Atorvastatin Prevent the Neuron Loss in the Hippocampal Dentate Gyrus Region through its Anti-oxidant and Anti-apoptotic Activities

Background: Atorvastatin is a member of statins, which has shown positive vascular effects, anti-oxidant, antiplatelet, and anti-apoptotic properties. Objective: In this study, we hypothesized that atorvastatin could prevent the neurons lost in the hippocampal dentate gyrus region after transient global ischemia/reperfusion (I/R) through its anti-oxidant and anti-apoptotic activities.
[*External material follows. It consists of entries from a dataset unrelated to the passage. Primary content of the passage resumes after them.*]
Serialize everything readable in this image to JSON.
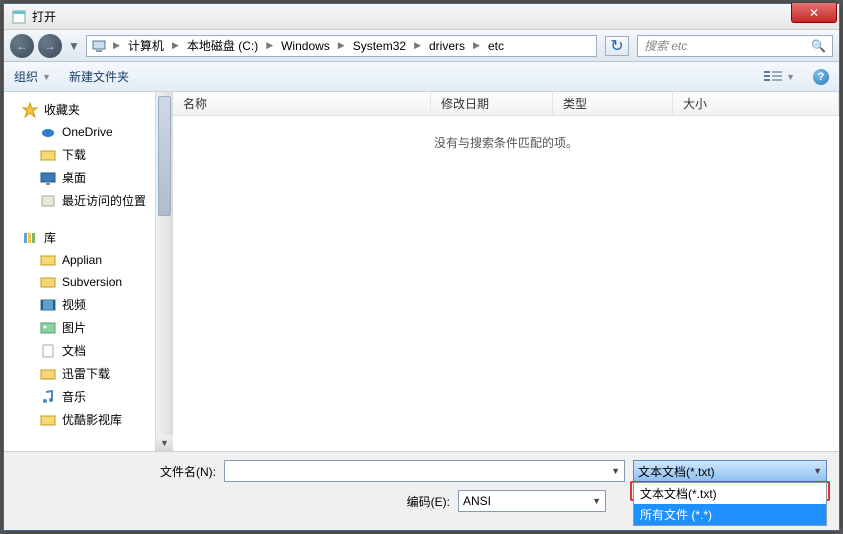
{
  "title": "打开",
  "breadcrumbs": [
    "计算机",
    "本地磁盘 (C:)",
    "Windows",
    "System32",
    "drivers",
    "etc"
  ],
  "search_placeholder": "搜索 etc",
  "toolbar": {
    "organize": "组织",
    "newfolder": "新建文件夹"
  },
  "columns": {
    "name": "名称",
    "modified": "修改日期",
    "type": "类型",
    "size": "大小"
  },
  "empty_msg": "没有与搜索条件匹配的项。",
  "sidebar": {
    "fav": {
      "label": "收藏夹",
      "items": [
        "OneDrive",
        "下载",
        "桌面",
        "最近访问的位置"
      ]
    },
    "lib": {
      "label": "库",
      "items": [
        "Applian",
        "Subversion",
        "视频",
        "图片",
        "文档",
        "迅雷下载",
        "音乐",
        "优酷影视库"
      ]
    }
  },
  "bottom": {
    "filename_label": "文件名(N):",
    "encoding_label": "编码(E):",
    "encoding_value": "ANSI",
    "filetype_value": "文本文档(*.txt)",
    "options": [
      "文本文档(*.txt)",
      "所有文件 (*.*)"
    ]
  }
}
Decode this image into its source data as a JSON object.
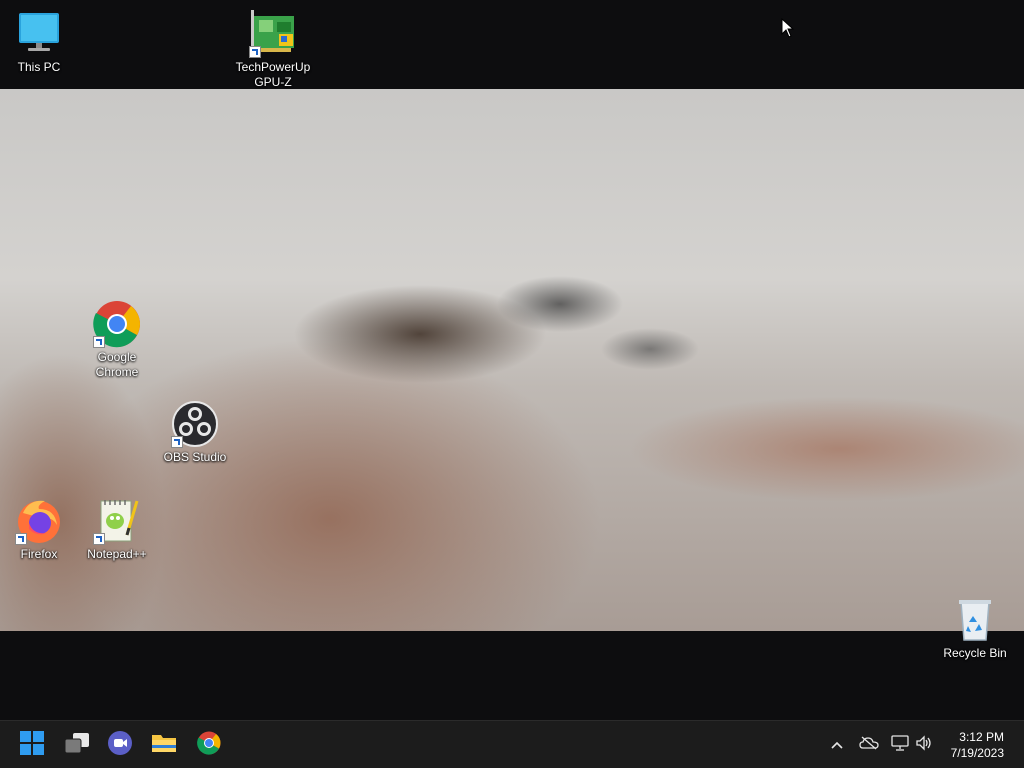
{
  "desktop": {
    "icons": [
      {
        "label": "This PC",
        "icon": "monitor-icon"
      },
      {
        "label": "TechPowerUp GPU-Z",
        "icon": "gpu-z-icon"
      },
      {
        "label": "Google Chrome",
        "icon": "chrome-icon"
      },
      {
        "label": "OBS Studio",
        "icon": "obs-icon"
      },
      {
        "label": "Firefox",
        "icon": "firefox-icon"
      },
      {
        "label": "Notepad++",
        "icon": "notepad-plus-plus-icon"
      },
      {
        "label": "Recycle Bin",
        "icon": "recycle-bin-icon"
      }
    ]
  },
  "taskbar": {
    "buttons": [
      {
        "name": "start",
        "icon": "windows-logo-icon"
      },
      {
        "name": "task-view",
        "icon": "task-view-icon"
      },
      {
        "name": "chat",
        "icon": "chat-icon"
      },
      {
        "name": "file-explorer",
        "icon": "folder-icon"
      },
      {
        "name": "chrome",
        "icon": "chrome-icon"
      }
    ],
    "tray": {
      "icons": [
        "chevron-up-icon",
        "onedrive-icon",
        "network-icon",
        "volume-icon"
      ],
      "time": "3:12 PM",
      "date": "7/19/2023"
    }
  },
  "colors": {
    "taskbar_bg": "#1c1c1c",
    "desktop_bg": "#0d0d0f",
    "accent_blue": "#1e63c4"
  }
}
Method: Twenty-four male Wistar rats 12-13 weeks old and weighing 250–300 g, were divided randomly into four groups: control, I/R, vehicle (I/R treated with NaCl) and experiment (I/R treated with atorvastatin, 10 mg/kg) and rats were sacrificed 96 hours after I/R. Quantitative expression of genes (caspase 8, p53, bax, bcl2, cytochrome c) was studied. The MDA level, SOD, CAT, and GPx activities were measured with biochemical tests. To detect apoptotic cells, TUNEL and Nissl staining were performed. Mitochondria were prepared from the hippocampus rats, used to the quantification of mitochondrial ROS, ATP level, GSH content, membrane potential, cytochrome c release, and determination of mitochondrial swelling. Results: Atorvastatin attenuated the overexpression of bax, cytochrome C, p53, and caspase8 mRNAs and induced expression of bcl-2 mRNA (P<0.001). Atorvastatin treatment increased anti-oxidant enzyme levels (P<0.01). Treatment with atorvastatin reduced the number of TUNEL-positive cells. It could decrease the cytochrome c release (P<0.01), inhibit the decrease of MMP (P<0.001) and increased the ATP level (P<0.001) in mitochondrial hippocampal in compared with I/R group. Conclusion: Atorvastatin treatment in I/R rats decreases oxidative stress, production of ROS, apoptosis rate in neuronal cells, and improves the mitochondrial function. Hence, atorvastatin have a proper neuronal protective effect against the I/R injury in the brain.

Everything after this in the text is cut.